Pixels, millimeters, and DPI do different jobs
- Pixels (px) describe how much image detail a PNG contains. More pixels allow the image to remain crisp at a larger displayed or printed size.
- Millimeters (mm) describe the physical size you want on a page.
- DPI tells print software how densely to place those pixels. It connects pixel dimensions to physical dimensions; it does not add detail that is missing from the source image.
The conversion is:
pixels = millimeters ÷ 25.4 × DPI
For example, a 40 mm seal at 300 DPI needs about 472 pixels across. A 20 mm mark at the same resolution needs about 236 pixels. Rounding by a pixel or two is harmless.
Choose the final use before the export size
For a slide, website mockup, or on-screen approval sheet, think mainly in pixels. Export at least as large as the seal will appear; using a 2× image can keep it crisp on high-density screens.
For Word, PDF, or printed artwork, start with the intended physical width. If a recipient, printer, or internal brand guide specifies a size, use that requirement rather than a generic preset. For ordinary office printing, 300 DPI is a practical working target; lower values may be enough for screen-only documents, while professional production may ask for something different.
In the online seal generator, switch the size control to mm + DPI when physical output matters. The editor calculates the required pixels for you. If you are exploring layouts first, the template gallery provides starting points that you can resize and customize.
A simple workflow for documents and print
- Decide the finished width. Measure the space on the document or ask the printer for the required dimensions.
- Set millimeters and DPI. Enter both values before fine-tuning text and borders, because very small output can make thin details hard to read.
- Export with enough detail. PNG is convenient for office documents; SVG stays sharp at any size when the destination accepts vector artwork. See SVG vs.

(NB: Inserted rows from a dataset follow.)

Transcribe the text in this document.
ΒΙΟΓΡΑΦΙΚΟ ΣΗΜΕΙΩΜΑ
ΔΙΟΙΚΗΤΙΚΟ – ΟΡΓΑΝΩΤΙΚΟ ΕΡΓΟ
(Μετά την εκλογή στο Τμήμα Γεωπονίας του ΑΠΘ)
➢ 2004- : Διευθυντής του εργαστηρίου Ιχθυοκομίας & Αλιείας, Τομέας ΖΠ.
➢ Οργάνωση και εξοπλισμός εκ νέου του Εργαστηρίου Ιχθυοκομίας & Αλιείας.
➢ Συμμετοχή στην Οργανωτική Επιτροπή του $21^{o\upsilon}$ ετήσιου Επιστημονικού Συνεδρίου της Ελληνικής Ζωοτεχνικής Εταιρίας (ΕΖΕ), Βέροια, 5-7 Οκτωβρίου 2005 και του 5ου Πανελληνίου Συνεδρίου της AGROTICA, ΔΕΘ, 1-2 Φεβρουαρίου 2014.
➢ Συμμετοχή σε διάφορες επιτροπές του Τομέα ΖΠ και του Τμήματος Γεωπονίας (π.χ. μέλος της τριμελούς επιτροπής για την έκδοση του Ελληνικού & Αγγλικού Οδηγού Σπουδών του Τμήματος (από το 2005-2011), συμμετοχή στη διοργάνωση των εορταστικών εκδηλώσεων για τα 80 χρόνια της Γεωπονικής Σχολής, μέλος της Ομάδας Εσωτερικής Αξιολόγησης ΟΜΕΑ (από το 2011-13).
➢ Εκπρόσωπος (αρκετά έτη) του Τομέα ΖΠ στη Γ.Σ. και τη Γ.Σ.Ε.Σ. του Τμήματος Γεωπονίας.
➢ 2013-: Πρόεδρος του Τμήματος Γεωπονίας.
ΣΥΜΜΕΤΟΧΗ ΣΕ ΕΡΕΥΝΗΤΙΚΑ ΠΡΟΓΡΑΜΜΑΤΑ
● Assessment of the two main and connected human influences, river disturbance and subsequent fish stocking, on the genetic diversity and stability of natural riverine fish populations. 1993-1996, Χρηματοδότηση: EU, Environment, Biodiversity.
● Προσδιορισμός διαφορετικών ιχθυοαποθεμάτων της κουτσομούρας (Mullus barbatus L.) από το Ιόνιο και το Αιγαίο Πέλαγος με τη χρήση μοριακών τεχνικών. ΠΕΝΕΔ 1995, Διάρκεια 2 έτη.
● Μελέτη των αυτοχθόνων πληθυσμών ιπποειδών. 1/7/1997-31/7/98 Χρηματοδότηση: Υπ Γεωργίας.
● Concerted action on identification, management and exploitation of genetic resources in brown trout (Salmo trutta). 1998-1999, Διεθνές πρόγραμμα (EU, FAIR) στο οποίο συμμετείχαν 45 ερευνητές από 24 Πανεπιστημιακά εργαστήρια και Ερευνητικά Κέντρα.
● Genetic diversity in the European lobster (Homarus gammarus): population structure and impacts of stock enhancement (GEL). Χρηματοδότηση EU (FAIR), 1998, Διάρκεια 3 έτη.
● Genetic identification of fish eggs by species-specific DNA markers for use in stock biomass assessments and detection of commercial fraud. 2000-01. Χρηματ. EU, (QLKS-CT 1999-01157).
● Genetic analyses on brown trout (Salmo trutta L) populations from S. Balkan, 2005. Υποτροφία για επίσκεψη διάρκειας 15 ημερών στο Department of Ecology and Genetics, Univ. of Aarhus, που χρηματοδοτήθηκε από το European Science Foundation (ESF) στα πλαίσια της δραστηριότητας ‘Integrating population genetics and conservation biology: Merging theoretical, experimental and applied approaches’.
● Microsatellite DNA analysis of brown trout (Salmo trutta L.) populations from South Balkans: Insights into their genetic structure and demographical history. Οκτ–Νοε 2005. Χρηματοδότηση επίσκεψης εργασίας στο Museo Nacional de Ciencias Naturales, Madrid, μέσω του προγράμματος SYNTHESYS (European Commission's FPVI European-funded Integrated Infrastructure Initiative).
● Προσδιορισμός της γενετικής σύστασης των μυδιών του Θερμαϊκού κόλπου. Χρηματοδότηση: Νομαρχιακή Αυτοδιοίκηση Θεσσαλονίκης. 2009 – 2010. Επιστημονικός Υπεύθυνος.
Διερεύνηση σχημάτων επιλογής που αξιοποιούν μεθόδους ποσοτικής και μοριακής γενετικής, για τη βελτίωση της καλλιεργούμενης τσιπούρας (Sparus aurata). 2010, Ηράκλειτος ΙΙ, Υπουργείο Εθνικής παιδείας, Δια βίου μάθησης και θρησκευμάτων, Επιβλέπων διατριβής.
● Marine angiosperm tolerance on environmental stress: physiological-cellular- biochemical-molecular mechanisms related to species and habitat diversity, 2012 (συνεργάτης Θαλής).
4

PNG for seals for the trade-offs.
- Place the image at the intended physical size. Do not assume an app will interpret image DPI metadata consistently. Set the width explicitly in Word, your PDF editor, or layout software.
- Check at 100% and print a proof. Confirm that small text, thin rings, and distressed textures survive at the real output size.
Our guide to adding a seal to PDF or Word covers image wrapping and placement after export.
Common sizing mistakes
- Making a small PNG larger in the document. Enlarging changes its displayed size but cannot recreate lost edge detail. Re-export at a larger pixel dimension instead.
- Using 4× export without changing the placed size. A higher-resolution file is useful only when the document keeps the same physical width; otherwise the seal may simply appear four times larger.
- Treating DPI as image quality by itself. A 160-pixel image labeled 600 DPI still contains only 160 pixels. Pixel dimensions and final physical size matter together.
- Judging only from a zoomed preview. Thin lines that look fine at 300% zoom may disappear or fill in when printed at actual size.
- Adding a white box around the seal. For document overlays, use a transparent background. The steps are in how to create a transparent PNG seal.
Quick pre-export checklist
- Final width is known in pixels or millimeters.
- PNG pixel dimensions are large enough for that width.
- Text and borders remain readable at actual size.
- Transparent background is enabled when the seal must overlap content.
- The destination supports the chosen format.
- A proof has been checked in the real document, not only in the generator.
Size is part of the design. Set it early, verify it at the final scale, and you will avoid most blurry-export and oversized-document problems.